Welp I’m not delivering news that no one else has heard, Michael Jackson died yesterday at the age of fifty. Everyone has blogged about this, the news is all over the place on this, but well… I figured I’d go ahead and blog about it as well.
The news is fairly confusing, as it usually is in cases like this. First a heart attack, then the possibility of ‘drug overdose’ (though a shot of demerol that he gets once a day wouldn’t count to me as a grand overdose like most rock stars die from). So what did he die of? We won’t know until the autopsy is done, and speculating till then seems kind of pointless.
He’s an uncomfortable man to talk about, to be honest. I know I’m not alone in feeling confusion about loving the contributions he made to music, and to the world in general through charitable acts… and then how I should feel about the accustations of child molestation, abuse, etc. etc. , as well as the growing bizareness of his appearance. By the end of his career I had stopped watching videos of him because I just couldn’t stand watching his face sort of.. melt away.
I never got the jokes made about him. It always seemed to me that he was a man with some deep inner struggles, and outer when it came to his health, and that’s not something you poke fun of. I think that’s why his music touched so many people, because it was light and ‘pop’ and fantastic, full of colors and wonderful dancing. But when you really listened to what he had to say, it was filled with an anger, and a raw sort of pain. His words spoke to a lot of people, and struck a chord for all of us. That venear of glitter and smiles, flashy dancing and smooth moves only covered the less pleasant things in the words. And that’s how a lot of us live, with a flash of glitter and a smile to cover when we’re hurting or confused. That’s why I think we moved as a people to LOVE his music and embrace it.

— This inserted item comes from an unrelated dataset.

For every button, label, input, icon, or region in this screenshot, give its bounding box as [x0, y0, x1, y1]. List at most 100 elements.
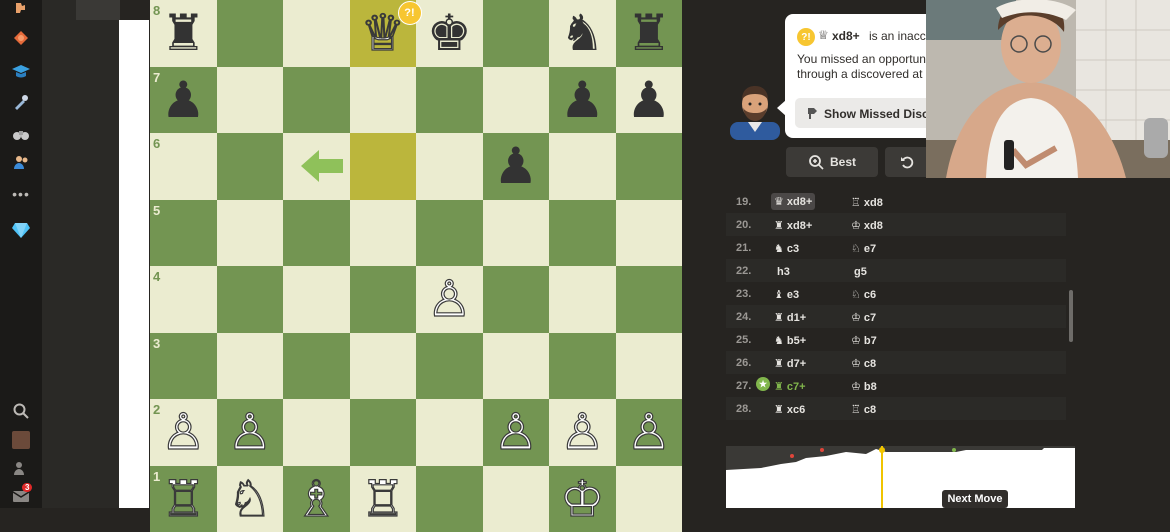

Bad? Bad was damn near our theme song growing up, all of us kids, saying we were tough and no one could stand against us. We could do what we wanted because we were ‘bad’. I was one of those kids growing up who got picked on like crazy. I was NOT one of hte bookworms that would get kicked and pushed and would just take it though, I was one of those kids who fought back, often resulting in injuries,and trips to the principal’s office. Why did bad speak to me? Because I was a good kid, just trying to survive and do what I wanted, but went ‘bad’ out of self defense.
But along with the gritty beneath the glitz was a sweet sort of.. love and harmony as well.
Remember the time was another song that always got to me. I was a teenager then, in high school and had my first boyfriend. He was HOT, big ol’ kickboxer. That song was on the radio a lot, I remember us hanging out at my house watching the video and shyly kissing when we thought my dad wouldn’t be around. (*cough* sorry dad) So yeah, do you remember the time? I do, that was my first love, and I remember it sweetly, and always set to that song.
There was fun as well, when Thriller came out, I actually *remember* the video. I was only five, but I watched it. My dad watched it, it was something I cherish growing up, that fun scary time when I could cling to my father and know he’d protect me from the scary things in the movies, and then giggle and try to learn how to do the zombie dance.
And now that I’m older, Man in the mirror is the song that speaks to me the most. Because I know that the only way anything’s going to change is by starting with myself, looking at myself and changing it. Considering his habit of speaking out on things that seemed to be bothering him through his music (leave me alone being a rather obvious example), I’d like to think he felt the same way.
So here I am, staring at my posts and still trying to reconcile my desire to honor a man who influenced my generation with my revulsion of the negative side of the musician, trying to figure out a good healthy balance about him. I don’t have an easy answer. But I do know that without his music, there’s a lot of memories I wouldn’t have, and that regardless of the bad things, he had a GOOD influence in my life, as well as the lives of many of my friends. Music moves me, helps me to create. I don’t paint without music playing and his songs were often in my playlists. So in many ways he had a hand in the things i created.
I think I started this post with the intention of going over his life, his contributions, and giving a clinical rundown of what all happened with him. But I’m not a news reporter, and I don’t know all the facts.. . so I’m leaving this blog as it is. A memory of the impact that he had on me, personally. I AM honored to have had the experience of growing up and personally witnessing each time he came out with a new incredible hit, each time a new video came out, and a new wave of dances and styles hit us. When I look at my kids, it makes me sad to know that they aren’t getting to see this, to see a star who moves the entire WORLD the way that Michael Jackson did. Will there be another star like that? Of that magnitude? I don’t know. I honestly don’t. But I hope there is. Even if we’re not the flame that everyone flies to, there’s something to be said for having watched the fire burn.